The new Memorial of the Site of the First National Congress of the Communist Party of China received more than 13,000 visitors per day since it opened to the public on June 3.
Located at the Xintiandi neighborhood in downtown Shanghai, the new hall is close to the original building where the first national congress of the CPC took place in 1921. The hall has an exhibition space of 3,700 square meters. Construction of the venue started in 2019. The venue comprises historical objects, photographs, scenic reproductions, video projections enhanced with augmented reality technology, and new artworks commissioned by the memorial hall that tell a vivid story about the founding of the CPC.

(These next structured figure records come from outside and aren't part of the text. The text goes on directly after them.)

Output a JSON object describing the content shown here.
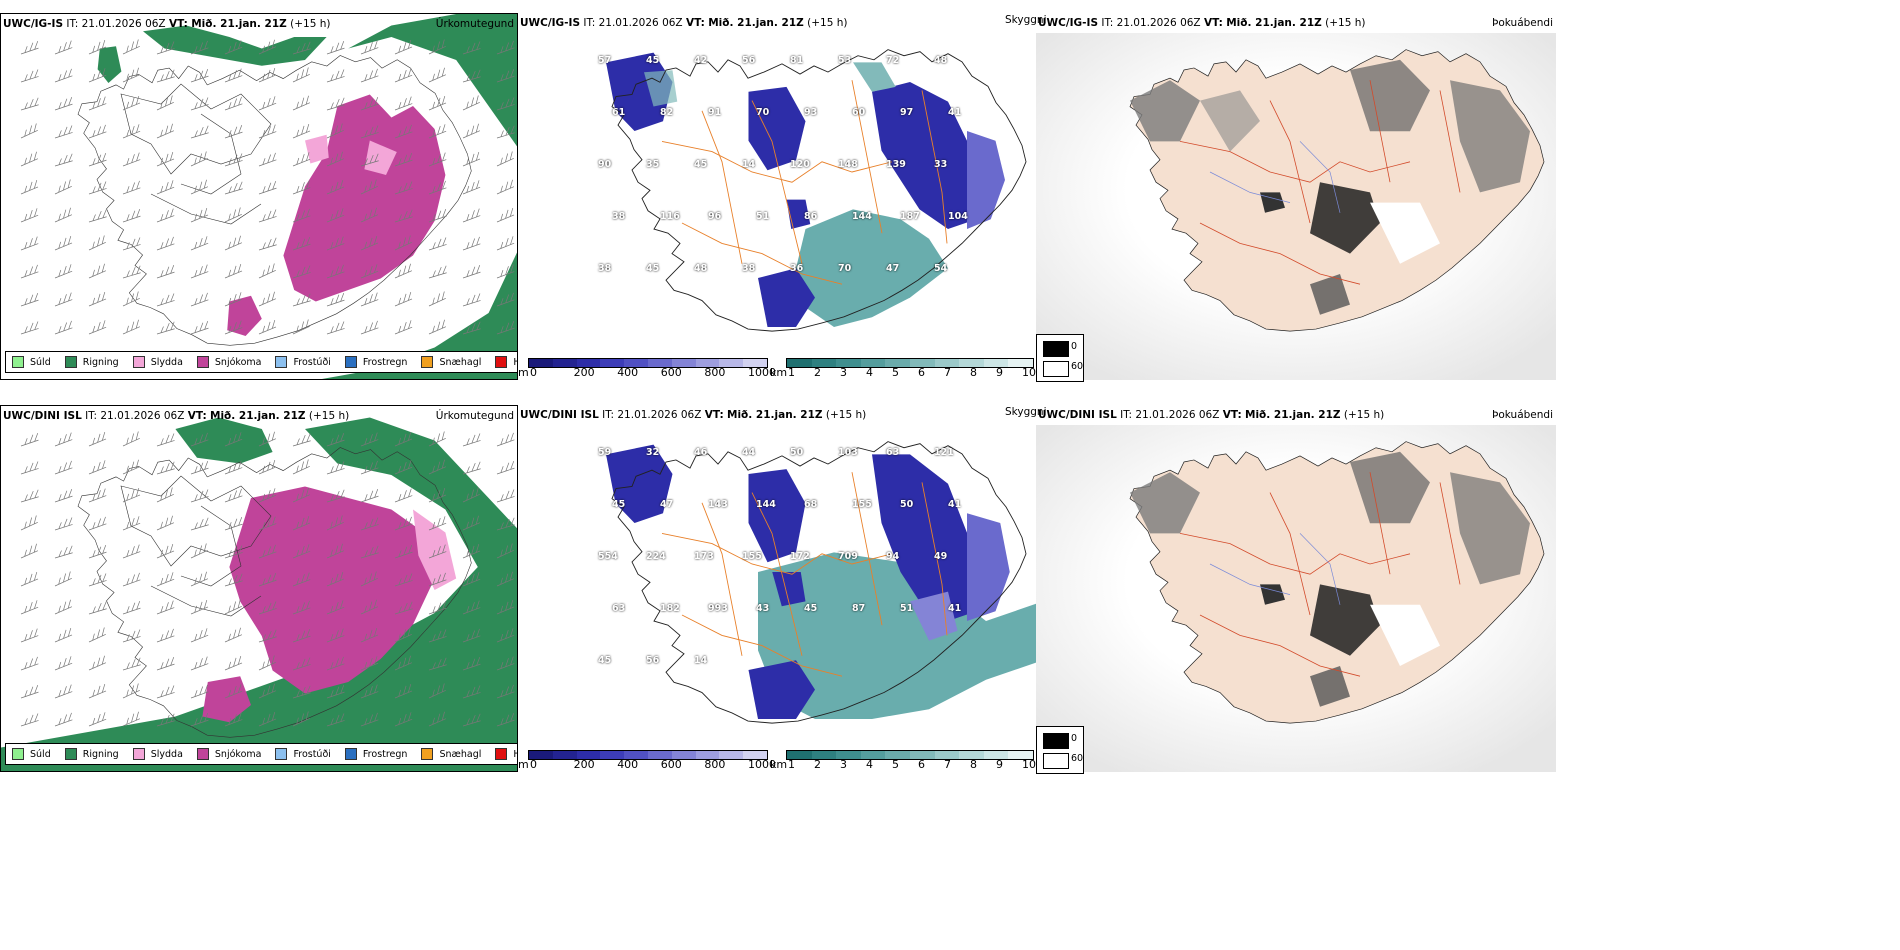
{
  "rows": [
    {
      "model": "UWC/IG-IS",
      "it_label": "IT:",
      "it_value": "21.01.2026 06Z",
      "vt_label": "VT:",
      "vt_value": "Mið. 21.jan. 21Z",
      "lead": "(+15 h)",
      "precip_title": "Úrkomutegund",
      "cloud_title": "Skyggni",
      "fog_title": "Þokuábendi",
      "cloud_numbers": [
        "57",
        "45",
        "42",
        "56",
        "81",
        "53",
        "72",
        "48",
        "61",
        "82",
        "91",
        "70",
        "93",
        "60",
        "97",
        "41",
        "90",
        "35",
        "45",
        "14",
        "120",
        "148",
        "139",
        "33",
        "38",
        "116",
        "96",
        "51",
        "86",
        "144",
        "187",
        "104",
        "38",
        "45",
        "48",
        "38",
        "36",
        "70",
        "47",
        "54"
      ]
    },
    {
      "model": "UWC/DINI ISL",
      "it_label": "IT:",
      "it_value": "21.01.2026 06Z",
      "vt_label": "VT:",
      "vt_value": "Mið. 21.jan. 21Z",
      "lead": "(+15 h)",
      "precip_title": "Úrkomutegund",
      "cloud_title": "Skyggni",
      "fog_title": "Þokuábendi",
      "cloud_numbers": [
        "59",
        "32",
        "46",
        "44",
        "50",
        "103",
        "63",
        "121",
        "45",
        "47",
        "143",
        "144",
        "68",
        "155",
        "50",
        "41",
        "554",
        "224",
        "173",
        "155",
        "172",
        "709",
        "94",
        "49",
        "63",
        "182",
        "993",
        "43",
        "45",
        "87",
        "51",
        "41",
        "45",
        "56",
        "14"
      ]
    }
  ],
  "precip_legend": [
    {
      "label": "Súld",
      "color": "#8ff08f"
    },
    {
      "label": "Rigning",
      "color": "#2e8b57"
    },
    {
      "label": "Slydda",
      "color": "#f3a6d8"
    },
    {
      "label": "Snjókoma",
      "color": "#c0449a"
    },
    {
      "label": "Frostúði",
      "color": "#8cc0ef"
    },
    {
      "label": "Frostregn",
      "color": "#2a6fc0"
    },
    {
      "label": "Snæhagl",
      "color": "#f0a020"
    },
    {
      "label": "Haglél",
      "color": "#e01010"
    }
  ],
  "cloud_base_bar": {
    "unit": "m",
    "ticks": [
      "0",
      "200",
      "400",
      "600",
      "800",
      "1000"
    ],
    "colors": [
      "#1a1a7a",
      "#232391",
      "#2d2da8",
      "#3d3db8",
      "#5151c3",
      "#6a6acd",
      "#8484d6",
      "#9e9edf",
      "#b8b8e8",
      "#d2d2f0"
    ]
  },
  "visibility_bar": {
    "unit": "km",
    "ticks": [
      "1",
      "2",
      "3",
      "4",
      "5",
      "6",
      "7",
      "8",
      "9",
      "10"
    ],
    "colors": [
      "#1f7070",
      "#2e8080",
      "#3f8f8f",
      "#549d9d",
      "#6aabab",
      "#82baba",
      "#9bc9c9",
      "#b4d8d8",
      "#cde6e6",
      "#e6f3f3"
    ]
  },
  "fog_key": {
    "top": "0",
    "bottom": "60"
  }
}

According to Hu Xiaoyun, head designer of the exhibition space, artists who were selected for the project were given detailed advice on the subject, style and colors they should work with.
Stepping into the site, visitors find themselves in a large lobby and surrounded by three ceramic paintings created by Dong Chunxin. The paintings were done on dozens of collaged ceramic boards that were created by the only kiln in China capable of creating such large boards. The rich colors of the paintings were then transcribed on the ceramic with the use of nanotechnology.

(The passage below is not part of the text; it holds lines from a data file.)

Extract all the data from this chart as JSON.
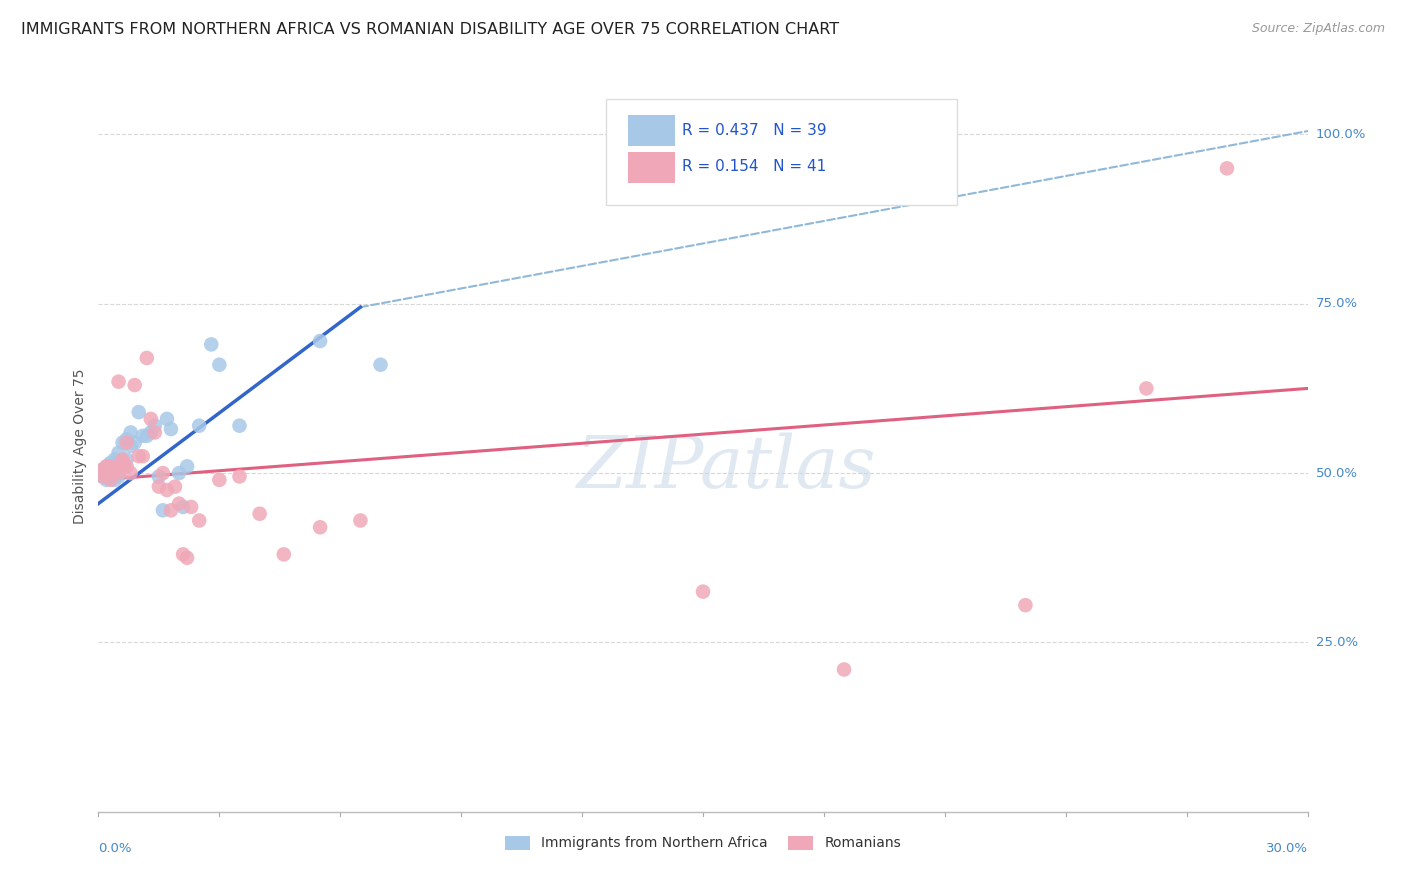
{
  "title": "IMMIGRANTS FROM NORTHERN AFRICA VS ROMANIAN DISABILITY AGE OVER 75 CORRELATION CHART",
  "source": "Source: ZipAtlas.com",
  "ylabel": "Disability Age Over 75",
  "xlim": [
    0.0,
    0.3
  ],
  "ylim": [
    0.0,
    1.08
  ],
  "background_color": "#ffffff",
  "grid_color": "#d8d8d8",
  "blue_color": "#a8c8e8",
  "pink_color": "#f0a8b8",
  "blue_line_color": "#3366cc",
  "pink_line_color": "#e06080",
  "dashed_line_color": "#90b8d8",
  "legend_r_blue": "0.437",
  "legend_n_blue": "39",
  "legend_r_pink": "0.154",
  "legend_n_pink": "41",
  "blue_scatter_x": [
    0.001,
    0.001,
    0.002,
    0.002,
    0.002,
    0.003,
    0.003,
    0.003,
    0.004,
    0.004,
    0.004,
    0.005,
    0.005,
    0.005,
    0.006,
    0.006,
    0.007,
    0.007,
    0.008,
    0.008,
    0.009,
    0.01,
    0.011,
    0.012,
    0.013,
    0.014,
    0.015,
    0.016,
    0.017,
    0.018,
    0.02,
    0.021,
    0.022,
    0.025,
    0.028,
    0.03,
    0.035,
    0.055,
    0.07
  ],
  "blue_scatter_y": [
    0.505,
    0.495,
    0.51,
    0.5,
    0.49,
    0.515,
    0.505,
    0.495,
    0.52,
    0.51,
    0.49,
    0.53,
    0.515,
    0.495,
    0.545,
    0.51,
    0.55,
    0.52,
    0.56,
    0.54,
    0.545,
    0.59,
    0.555,
    0.555,
    0.56,
    0.57,
    0.495,
    0.445,
    0.58,
    0.565,
    0.5,
    0.45,
    0.51,
    0.57,
    0.69,
    0.66,
    0.57,
    0.695,
    0.66
  ],
  "pink_scatter_x": [
    0.001,
    0.001,
    0.002,
    0.002,
    0.003,
    0.003,
    0.004,
    0.005,
    0.005,
    0.006,
    0.006,
    0.007,
    0.007,
    0.008,
    0.009,
    0.01,
    0.011,
    0.012,
    0.013,
    0.014,
    0.015,
    0.016,
    0.017,
    0.018,
    0.019,
    0.02,
    0.021,
    0.022,
    0.023,
    0.025,
    0.03,
    0.035,
    0.04,
    0.046,
    0.055,
    0.065,
    0.15,
    0.185,
    0.23,
    0.26,
    0.28
  ],
  "pink_scatter_y": [
    0.505,
    0.495,
    0.51,
    0.5,
    0.51,
    0.49,
    0.505,
    0.5,
    0.635,
    0.52,
    0.515,
    0.51,
    0.545,
    0.5,
    0.63,
    0.525,
    0.525,
    0.67,
    0.58,
    0.56,
    0.48,
    0.5,
    0.475,
    0.445,
    0.48,
    0.455,
    0.38,
    0.375,
    0.45,
    0.43,
    0.49,
    0.495,
    0.44,
    0.38,
    0.42,
    0.43,
    0.325,
    0.21,
    0.305,
    0.625,
    0.95
  ],
  "blue_line_x": [
    0.0,
    0.065
  ],
  "blue_line_y": [
    0.455,
    0.745
  ],
  "pink_line_x": [
    0.0,
    0.3
  ],
  "pink_line_y": [
    0.49,
    0.625
  ],
  "dashed_line_x": [
    0.065,
    0.3
  ],
  "dashed_line_y": [
    0.745,
    1.005
  ],
  "watermark": "ZIPatlas",
  "watermark_color": "#c8d8e8"
}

The largest piece, which has a width of 15 meters and a height of 5 meters, showcases five important CPC sites, including the shikumen house where the first national congress took place and the Tian'anmen rostrum where Chairman Mao Zedong announced the founding of the People's Republic of China. Two smaller paintings on the sides, each measuring 7 meters wide and 3.5 meters tall, feature the Yellow River and the Great Wall.
As visitors take the escalator down to the main exhibition floor, they see statues of the 13 delegates who participated in the first national congress of the CPC. Jiang Tieli, the creator of these artworks, says his focus was on creating a collective imagery that reflects the shared aspirations and revolutionary ideals of these individuals.
On the side walls are two iron relief works by sculptor Qiu Jia. They feature the shikumen building, a style featuring Western and Chinese elements, at 108 Wantze Road (now 76 Xingye Road) in Shanghai, where the meeting first took place, and the boat on Nanhu Lake in Jiaxing of Zhejiang province, where the meeting was concluded.
Qiu's works also include a series of iron relief works on the exterior walls of the new hall that presents the urban Shanghai landscape in an abstract and contemporary fashion.
"We were working on an important historical subject, and I wanted to show that they are artworks created in the contemporary period, different from traditional expressions," Qiu says.
A group portrait in the exhibition hall features the first 58 CPC members. To create the piece, painter Chen Shudong visited museums and libraries and interviewed academics to gain as much information as he could about them. But he still found it difficult to create a collective portrait because there was never a moment when these individuals were gathered in the same place.
"I realized I had to shift my focus from documenting a historical reality to creating artistic truth," says Qiu. "I created a base tone that is heavy and solemn, and dimmed each person's profile to create a unified heroic atmosphere."